Bulgogi (Korean BBQ)
February 11, 2020 • 0 comments

Ingredients
- (1 lb) Flank Steak
- (3 - chopped) Green Onions
- (One - sliced thin) Small Sweet Onion
- (6 - minced) Garlic Cloves
- (2 TBSP - grated) Fresh Ginger
- (1 TBSP) Sesame Seeds
- (2 TBSP) Sesame Oil
- (2 TBSP (or more)) Toasted Sesame Oil
- (1/4 cup) Raw Local Honey - 1 quart
- (1/4 cup) Shoyu (traditionally fermented soy sauce)

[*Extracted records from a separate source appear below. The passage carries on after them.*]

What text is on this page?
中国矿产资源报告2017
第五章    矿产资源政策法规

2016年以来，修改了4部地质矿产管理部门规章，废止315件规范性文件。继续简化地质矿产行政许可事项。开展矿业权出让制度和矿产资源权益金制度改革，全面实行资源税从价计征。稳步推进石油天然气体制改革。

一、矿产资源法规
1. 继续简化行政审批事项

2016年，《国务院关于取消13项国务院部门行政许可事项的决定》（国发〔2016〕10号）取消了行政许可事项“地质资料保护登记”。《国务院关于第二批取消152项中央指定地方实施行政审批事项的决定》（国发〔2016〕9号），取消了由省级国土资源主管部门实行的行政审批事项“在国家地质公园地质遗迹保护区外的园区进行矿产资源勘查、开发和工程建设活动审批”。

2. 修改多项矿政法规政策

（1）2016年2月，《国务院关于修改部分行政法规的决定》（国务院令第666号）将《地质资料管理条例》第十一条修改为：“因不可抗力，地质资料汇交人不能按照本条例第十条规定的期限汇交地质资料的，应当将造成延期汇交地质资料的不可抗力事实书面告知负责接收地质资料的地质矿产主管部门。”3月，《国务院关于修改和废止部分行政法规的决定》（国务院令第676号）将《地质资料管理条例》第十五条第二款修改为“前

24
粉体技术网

- (to taste) Course Grown Black Pepper
Directions
1 lb Tender Flank Steak - sliced thin (for the best texture, you will need to soft freeze the meat and slice it paper thin with a mandolin) or cut into small bite sized pieces
3 Green Onions - chopped
1 Small Sweet Onion - thinly sliced
6 Garlic Cloves - minced
2 Tablespoons Fresh Ginger - grated
1 Tablespoon Sesame Seeds - I mix half white and half black
2 Tablespoons Regular Sesame Oil
2 Tablespoon or more Toasted Sesame Oil - (intensely flavored)
1/4 Cup Raw Honey - run under warm water so it will mix
1/4 Cup or more Shoyu (traditionally fermented soy sauce) - to taste
Optional – Coarse Grown Black Pepper
Put cut meat in a bowl. Mix in the regular sesame oil until lightly coated. Add the white and green onion. In a separate small bowl, mix the toasted sesame oil, honey, ginger and garlic. Add the Shoyu in last, a spoon at a time, tasting until you get the right amount for your taste. Pour over the meat mixture and mix until everything is mixed together well. Marinate all day or overnight, mixing periodically
Stir fry with a little extra soy sauce. Serve over rice.